You want a mixture of a LOT of brown waste (grass clippings, leaves, brown paper bags, newspaper, etc) and a little green waste (kitchen waste, fruit and veggie scraps, egg shells, etc.). The actual ratio is about 30:1 but I certainly don’t measure. Think about it; especially if you mow your grass, you generate a lot more brown waste than green waste anyway. I don’t put any effort into making sure my proportions are correct. If they are off, it will start to smell. That’s when you know to add more brown waste; then the smell will go away. That has only happened to me one time and the odor was minimal. Otherwise there is no odor at all. Yes, really. And without an odor, there are no critters either.
To help your compost pile along in the decomposition process, mix it often with a pitch fork or shovel and keep the pile wet. Not doing these things will just lead to a very slowly decomposing heap. That’s pretty much what I had until this weekend.
The county where I live gives away free compost bins. They are like big plastic hoops that hold your compost pile. Compost bins sold in stores can cost $100 and up. I was not interested and no one really could explain to me why I needed to spend that much. So… I got a free bin from my county. It did the job. One problem, though, was that I couldn’t mix the compost very well because I couldn’t get to the bottom. Which brings me to the biggest problem: getting compost out of this thing was extremely difficult.
I needed something that was a little larger and that had easy access. This weekend my husband and I built a new compost bin out of shipping pallets. I would say it cost us about $30.
Shipping pallets are used for shipping heavy materials and then they’re trashed. You should have no trouble finding them for free. We got some from a construction site (at the site of the new civic building in Downtown Silver Spring). The guys there had no issues with us taking them (yes, we asked first). There were piles and piles around. We later realized we needed two more, so we got them when we stopped at the hardware store. We asked if we could take a couple and the manager actually came out to help us find the best ones. We used 6 pallets; 4 would work fine for a smaller bin.
Here are the other materials you will need for a 6-pallet bin:
- Drill with a screw driver bit
- 4 L brackets and the screws that come with them
- 2 mending plates (flat brackets) and the screws that come with them
- 4 hinges and the screws that come with them (I suggest some heavy duty hinges)
- a latch or hook of some sort (we used 2 eye-hooks, 2 feet of chain, and a carabineer)
- 4 bricks or something to support the gates
Lay the pallets out like you want them and make sure they are about the same size. You’ll want two in the back, one on each side, and two in the front as doors. We had two that were larger than the others, so those were the sides.
Using the L brackets, connect the back corners. The brackets will go on the outside of the pallets. Put one L bracket towards the top and one towards the bottom. Do this for both corners.
Stand up the corners and bring them together to make the back. Attach the mending plates to connect the back – one on top, one on the bottom.
Now you should have three sides of your compost bin done.

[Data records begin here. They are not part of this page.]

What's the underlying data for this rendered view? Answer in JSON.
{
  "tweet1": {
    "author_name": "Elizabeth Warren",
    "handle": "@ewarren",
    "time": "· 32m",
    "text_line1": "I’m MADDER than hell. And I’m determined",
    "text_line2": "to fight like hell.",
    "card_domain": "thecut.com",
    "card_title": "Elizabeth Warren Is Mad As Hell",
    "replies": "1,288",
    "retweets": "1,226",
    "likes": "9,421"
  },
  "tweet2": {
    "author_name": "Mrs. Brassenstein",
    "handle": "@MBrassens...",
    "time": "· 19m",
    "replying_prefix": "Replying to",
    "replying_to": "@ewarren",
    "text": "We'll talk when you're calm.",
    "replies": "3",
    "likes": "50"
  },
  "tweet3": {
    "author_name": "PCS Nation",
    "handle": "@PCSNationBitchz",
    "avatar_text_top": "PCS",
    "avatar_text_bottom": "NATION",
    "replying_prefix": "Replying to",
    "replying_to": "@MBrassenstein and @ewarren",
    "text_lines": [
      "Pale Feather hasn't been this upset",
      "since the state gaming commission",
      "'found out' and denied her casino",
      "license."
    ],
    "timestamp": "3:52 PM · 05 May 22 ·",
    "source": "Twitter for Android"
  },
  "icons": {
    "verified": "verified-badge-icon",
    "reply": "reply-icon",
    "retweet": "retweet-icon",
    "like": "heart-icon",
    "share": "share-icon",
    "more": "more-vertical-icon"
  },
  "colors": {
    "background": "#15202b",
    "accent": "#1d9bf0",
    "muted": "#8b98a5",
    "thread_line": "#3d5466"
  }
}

For the doors, you will want to lift the pallets off the ground using bricks so that the doors can swing open. Line them up with the rest of the bin and balance on the bricks. Attach the hinges – one on top, one on the bottom. Do this on both sides. You should leave the bricks in place; when you open the gates, move the bricks to support them.
Now you’ll need to attach the latch. Because we used the eye-hooks, we drilled small holes in each gate and screwed in the eye-hooks. Then the chain could easily go through and be connected with a carabineer.
- If you would like, you can cover the inside of the pallets with chicken wire or some kind of mesh to keep the compost from falling through the slats. We cut up the compost bin that the county gave us and screwed it to the inside walls of the new pallet-bin. It didn’t cover every inch, but it covered most of it. It does the trick!
- Start building this in the place where you want it to be. It isn’t very easy to move. If you already have a compost heap somewhere, try to build the new bin around it or near it. We didn’t have space near our old bin, so I had to move the compost. That sucked. That was definitely the worst part of this process. But I did it.
- Mike’s dad suggested lubing the hinges right away to prevent rusting. Probably a good idea.
- For a 4 pallet bin, you only need 2 hinges and no mending plates.
And that’s how you build a pretty sweet, very cheap compost bin. Happy composting!